Jon Ola Sand is here to pick the most boringest acts! In a protracted manner - excellent! So, we're all rooting for Turkey, Georgia and Nederlands, right?
Lithunia! "Five seconds of goodness and loads of shit," - Rixondale.
Bosnia Herzogevina! Making us suffer further for failing to help more in a brutal and protracted civil war punctuated by ethnic cleansing. But still, c'mon Boz.
Serbia! Surprise. It's going to be all the Balkans again. "WHY DO THEY LIKE SERBIA? THEY TRIED TO KILL THEM!" screams Lord R, before being amused and overjoyed by seeing Steel Panthers top off.
Ukraine! Money talks!
Sweden. More boringness. Crap dancing. Crap song. What. Stop being boring. This is awful.
Macedonia. Surprise. At least Jimmy Sommerville's happy.
Norway. "This is all going wrong." - Lord Rixondale.
Estonia. Blandest thing on Earth. "Oh for fuck's sake! That tedious wanker?! Why can't Europeans get it into their fucking heads that IT'S NOT A SINGING CONTEST. It should be, "Who can entertain you best for three fucking minutes?" and not have any singing," cries Lord Rixondale. Justly.
Malta. Who? Yawn.
Last one. Surely justice must be served with at least one vaguely interesting act? Golden ticket. Stupid tense music. Actually music sounds like from Mass Effect 2. Hmm.

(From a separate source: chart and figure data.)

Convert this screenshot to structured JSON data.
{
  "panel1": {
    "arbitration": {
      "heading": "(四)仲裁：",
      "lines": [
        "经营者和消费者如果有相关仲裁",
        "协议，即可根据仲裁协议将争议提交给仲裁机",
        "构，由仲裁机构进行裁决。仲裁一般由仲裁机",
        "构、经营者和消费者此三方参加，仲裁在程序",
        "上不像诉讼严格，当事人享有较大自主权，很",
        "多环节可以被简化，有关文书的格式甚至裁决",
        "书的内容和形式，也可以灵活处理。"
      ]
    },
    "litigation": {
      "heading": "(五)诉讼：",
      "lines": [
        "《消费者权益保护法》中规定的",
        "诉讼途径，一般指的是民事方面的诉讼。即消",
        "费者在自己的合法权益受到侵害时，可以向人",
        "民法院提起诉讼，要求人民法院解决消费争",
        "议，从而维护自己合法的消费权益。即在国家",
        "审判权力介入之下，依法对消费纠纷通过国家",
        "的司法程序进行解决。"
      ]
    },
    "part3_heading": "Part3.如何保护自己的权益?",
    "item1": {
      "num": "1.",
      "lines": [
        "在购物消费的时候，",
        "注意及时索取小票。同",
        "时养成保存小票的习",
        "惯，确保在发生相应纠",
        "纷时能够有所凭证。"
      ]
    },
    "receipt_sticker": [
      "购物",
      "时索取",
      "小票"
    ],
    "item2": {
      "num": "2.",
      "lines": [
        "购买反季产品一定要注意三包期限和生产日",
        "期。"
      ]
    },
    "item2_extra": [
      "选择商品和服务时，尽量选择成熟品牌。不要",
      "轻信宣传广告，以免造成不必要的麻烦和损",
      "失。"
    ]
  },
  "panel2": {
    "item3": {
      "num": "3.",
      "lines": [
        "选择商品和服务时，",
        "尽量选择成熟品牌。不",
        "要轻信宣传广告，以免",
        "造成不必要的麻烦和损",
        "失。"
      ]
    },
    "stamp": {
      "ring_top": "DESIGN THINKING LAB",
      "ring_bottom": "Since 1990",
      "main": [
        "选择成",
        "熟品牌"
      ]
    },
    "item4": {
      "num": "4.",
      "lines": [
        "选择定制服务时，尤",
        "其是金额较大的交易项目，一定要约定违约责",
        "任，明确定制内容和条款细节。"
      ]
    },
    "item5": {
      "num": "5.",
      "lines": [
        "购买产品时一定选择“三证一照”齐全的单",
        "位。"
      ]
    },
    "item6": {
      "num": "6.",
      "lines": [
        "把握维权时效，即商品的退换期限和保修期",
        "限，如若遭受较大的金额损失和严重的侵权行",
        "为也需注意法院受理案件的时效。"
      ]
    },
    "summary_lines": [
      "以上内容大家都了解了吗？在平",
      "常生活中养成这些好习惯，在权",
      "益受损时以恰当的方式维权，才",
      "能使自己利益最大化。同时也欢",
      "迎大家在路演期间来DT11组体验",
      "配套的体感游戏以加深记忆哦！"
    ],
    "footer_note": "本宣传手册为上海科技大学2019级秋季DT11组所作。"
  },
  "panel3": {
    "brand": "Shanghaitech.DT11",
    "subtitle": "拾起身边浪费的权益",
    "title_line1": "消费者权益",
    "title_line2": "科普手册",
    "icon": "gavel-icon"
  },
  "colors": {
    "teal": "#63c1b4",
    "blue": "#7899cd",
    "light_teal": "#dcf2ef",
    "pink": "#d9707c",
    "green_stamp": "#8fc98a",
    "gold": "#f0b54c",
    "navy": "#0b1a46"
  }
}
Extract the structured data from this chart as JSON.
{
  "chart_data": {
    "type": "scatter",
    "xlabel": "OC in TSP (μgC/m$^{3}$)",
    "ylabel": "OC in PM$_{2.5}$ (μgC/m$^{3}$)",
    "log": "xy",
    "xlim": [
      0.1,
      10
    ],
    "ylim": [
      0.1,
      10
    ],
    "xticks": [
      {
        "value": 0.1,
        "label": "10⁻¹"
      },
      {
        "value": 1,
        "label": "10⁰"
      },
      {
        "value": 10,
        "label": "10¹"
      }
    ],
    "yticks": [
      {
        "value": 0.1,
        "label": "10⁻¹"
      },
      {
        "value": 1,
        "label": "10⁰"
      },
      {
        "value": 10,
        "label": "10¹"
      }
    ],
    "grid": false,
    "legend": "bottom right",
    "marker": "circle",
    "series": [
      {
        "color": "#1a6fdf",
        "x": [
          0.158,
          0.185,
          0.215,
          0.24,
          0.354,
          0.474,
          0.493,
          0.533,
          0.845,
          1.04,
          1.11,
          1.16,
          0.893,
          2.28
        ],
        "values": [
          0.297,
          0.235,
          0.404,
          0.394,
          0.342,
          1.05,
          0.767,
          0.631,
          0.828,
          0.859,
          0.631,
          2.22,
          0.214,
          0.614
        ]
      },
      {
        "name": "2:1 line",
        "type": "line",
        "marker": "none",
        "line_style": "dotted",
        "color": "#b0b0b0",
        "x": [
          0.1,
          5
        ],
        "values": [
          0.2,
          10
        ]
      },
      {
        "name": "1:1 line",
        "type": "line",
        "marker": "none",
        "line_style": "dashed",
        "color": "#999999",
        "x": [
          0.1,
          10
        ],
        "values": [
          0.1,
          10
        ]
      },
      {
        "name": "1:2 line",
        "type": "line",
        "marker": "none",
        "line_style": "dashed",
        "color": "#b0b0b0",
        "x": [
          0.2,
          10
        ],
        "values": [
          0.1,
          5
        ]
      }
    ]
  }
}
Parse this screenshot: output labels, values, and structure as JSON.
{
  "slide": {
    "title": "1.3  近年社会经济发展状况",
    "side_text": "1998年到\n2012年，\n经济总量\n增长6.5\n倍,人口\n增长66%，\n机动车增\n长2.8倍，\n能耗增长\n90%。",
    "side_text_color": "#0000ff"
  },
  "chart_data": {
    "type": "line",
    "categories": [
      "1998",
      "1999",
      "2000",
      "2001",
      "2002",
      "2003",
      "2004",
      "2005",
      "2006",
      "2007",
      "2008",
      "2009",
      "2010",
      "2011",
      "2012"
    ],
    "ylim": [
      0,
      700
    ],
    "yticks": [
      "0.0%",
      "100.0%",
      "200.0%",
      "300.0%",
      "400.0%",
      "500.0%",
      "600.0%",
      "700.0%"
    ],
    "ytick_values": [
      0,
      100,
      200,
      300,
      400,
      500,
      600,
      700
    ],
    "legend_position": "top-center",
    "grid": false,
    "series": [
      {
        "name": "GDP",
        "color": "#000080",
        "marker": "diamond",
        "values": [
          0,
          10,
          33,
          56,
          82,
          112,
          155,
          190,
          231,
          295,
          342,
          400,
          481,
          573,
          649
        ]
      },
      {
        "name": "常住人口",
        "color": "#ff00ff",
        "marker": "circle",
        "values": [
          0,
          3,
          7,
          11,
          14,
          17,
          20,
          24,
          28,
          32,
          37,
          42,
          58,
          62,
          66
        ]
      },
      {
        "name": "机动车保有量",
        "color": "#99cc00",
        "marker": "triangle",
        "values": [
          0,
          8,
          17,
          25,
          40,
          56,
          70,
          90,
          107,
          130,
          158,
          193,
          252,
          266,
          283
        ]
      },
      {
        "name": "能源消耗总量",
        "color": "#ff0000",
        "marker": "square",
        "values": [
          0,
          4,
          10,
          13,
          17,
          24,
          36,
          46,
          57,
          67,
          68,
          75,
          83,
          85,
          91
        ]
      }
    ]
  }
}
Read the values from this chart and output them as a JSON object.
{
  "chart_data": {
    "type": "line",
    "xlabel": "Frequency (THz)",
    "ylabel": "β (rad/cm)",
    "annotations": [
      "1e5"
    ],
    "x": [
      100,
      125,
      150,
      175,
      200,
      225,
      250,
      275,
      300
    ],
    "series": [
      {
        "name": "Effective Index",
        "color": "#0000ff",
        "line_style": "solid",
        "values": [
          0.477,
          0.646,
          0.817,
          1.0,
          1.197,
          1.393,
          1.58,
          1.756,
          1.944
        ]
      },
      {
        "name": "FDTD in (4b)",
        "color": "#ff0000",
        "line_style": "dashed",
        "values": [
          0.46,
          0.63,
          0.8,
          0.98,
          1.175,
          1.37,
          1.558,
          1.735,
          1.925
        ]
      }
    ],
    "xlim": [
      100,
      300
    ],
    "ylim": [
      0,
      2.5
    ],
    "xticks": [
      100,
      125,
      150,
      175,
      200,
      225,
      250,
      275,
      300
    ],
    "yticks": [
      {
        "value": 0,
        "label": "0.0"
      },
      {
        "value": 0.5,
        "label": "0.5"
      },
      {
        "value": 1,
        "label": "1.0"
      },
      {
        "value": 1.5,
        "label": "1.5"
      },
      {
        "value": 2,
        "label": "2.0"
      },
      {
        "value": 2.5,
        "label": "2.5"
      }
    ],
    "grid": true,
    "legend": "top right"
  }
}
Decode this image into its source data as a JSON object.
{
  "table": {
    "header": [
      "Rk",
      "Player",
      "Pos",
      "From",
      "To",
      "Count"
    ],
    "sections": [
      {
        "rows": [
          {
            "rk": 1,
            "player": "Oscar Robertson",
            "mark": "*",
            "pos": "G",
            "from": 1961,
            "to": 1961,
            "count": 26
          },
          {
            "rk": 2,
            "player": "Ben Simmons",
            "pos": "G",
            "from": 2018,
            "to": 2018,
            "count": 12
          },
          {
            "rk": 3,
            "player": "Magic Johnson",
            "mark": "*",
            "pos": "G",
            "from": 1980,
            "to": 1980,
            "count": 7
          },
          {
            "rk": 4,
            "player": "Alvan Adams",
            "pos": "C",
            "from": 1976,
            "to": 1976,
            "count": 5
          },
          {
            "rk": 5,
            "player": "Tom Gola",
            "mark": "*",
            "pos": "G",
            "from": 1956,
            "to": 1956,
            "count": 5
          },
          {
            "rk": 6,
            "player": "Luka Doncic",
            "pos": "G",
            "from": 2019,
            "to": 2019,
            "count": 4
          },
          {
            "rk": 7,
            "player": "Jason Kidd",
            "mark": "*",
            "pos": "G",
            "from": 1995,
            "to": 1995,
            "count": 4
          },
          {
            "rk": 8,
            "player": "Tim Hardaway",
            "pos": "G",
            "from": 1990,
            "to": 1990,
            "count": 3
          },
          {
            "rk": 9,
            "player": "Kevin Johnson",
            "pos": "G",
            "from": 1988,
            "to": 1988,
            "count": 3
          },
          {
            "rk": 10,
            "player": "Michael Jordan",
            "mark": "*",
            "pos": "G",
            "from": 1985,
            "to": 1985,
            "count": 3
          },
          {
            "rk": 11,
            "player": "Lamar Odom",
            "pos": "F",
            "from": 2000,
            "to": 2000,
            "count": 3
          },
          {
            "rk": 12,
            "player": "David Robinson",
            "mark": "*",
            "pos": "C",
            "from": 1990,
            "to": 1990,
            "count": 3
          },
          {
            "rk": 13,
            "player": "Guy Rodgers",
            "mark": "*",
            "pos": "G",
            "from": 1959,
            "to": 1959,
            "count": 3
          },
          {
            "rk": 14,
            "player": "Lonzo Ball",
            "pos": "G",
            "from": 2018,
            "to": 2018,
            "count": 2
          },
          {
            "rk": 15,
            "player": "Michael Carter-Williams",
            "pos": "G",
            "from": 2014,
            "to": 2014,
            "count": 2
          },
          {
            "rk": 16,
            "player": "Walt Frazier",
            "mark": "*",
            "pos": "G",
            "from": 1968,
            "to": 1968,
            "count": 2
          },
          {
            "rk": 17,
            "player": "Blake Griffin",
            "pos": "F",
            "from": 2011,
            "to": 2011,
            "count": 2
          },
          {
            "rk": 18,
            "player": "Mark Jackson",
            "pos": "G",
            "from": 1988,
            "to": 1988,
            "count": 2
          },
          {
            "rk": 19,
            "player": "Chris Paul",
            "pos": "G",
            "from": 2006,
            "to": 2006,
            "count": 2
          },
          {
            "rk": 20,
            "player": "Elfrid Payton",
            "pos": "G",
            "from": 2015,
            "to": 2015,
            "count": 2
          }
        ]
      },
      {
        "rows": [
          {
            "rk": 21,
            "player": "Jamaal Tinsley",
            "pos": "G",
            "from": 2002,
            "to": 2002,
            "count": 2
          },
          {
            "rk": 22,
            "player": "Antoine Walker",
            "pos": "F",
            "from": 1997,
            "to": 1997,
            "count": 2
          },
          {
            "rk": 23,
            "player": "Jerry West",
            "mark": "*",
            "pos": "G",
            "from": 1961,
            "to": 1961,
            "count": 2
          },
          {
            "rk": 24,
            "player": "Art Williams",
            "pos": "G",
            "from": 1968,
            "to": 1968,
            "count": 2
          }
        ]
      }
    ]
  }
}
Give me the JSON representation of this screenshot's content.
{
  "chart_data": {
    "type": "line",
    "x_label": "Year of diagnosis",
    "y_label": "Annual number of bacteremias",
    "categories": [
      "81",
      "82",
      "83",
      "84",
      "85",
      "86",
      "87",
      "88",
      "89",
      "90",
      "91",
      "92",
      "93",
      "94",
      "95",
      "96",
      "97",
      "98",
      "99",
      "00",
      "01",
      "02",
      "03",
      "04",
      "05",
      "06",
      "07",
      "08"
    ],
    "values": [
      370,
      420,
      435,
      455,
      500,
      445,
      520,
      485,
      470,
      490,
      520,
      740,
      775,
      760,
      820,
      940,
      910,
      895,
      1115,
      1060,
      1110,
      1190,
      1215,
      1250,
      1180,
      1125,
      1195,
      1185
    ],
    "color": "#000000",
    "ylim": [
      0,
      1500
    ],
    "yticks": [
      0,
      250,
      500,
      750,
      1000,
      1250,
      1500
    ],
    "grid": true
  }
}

And it's Turkey with their triumphant song of naval posturing. That's something at least? But no tall Nederland Indian headress chick? No Georgian hilarity? Bullshit.
I'm not sure I'll bother with the final with such tedium on offer. Fuck that. Eurovision is so bad, even terrorists wouldn't be caught dead bombing it.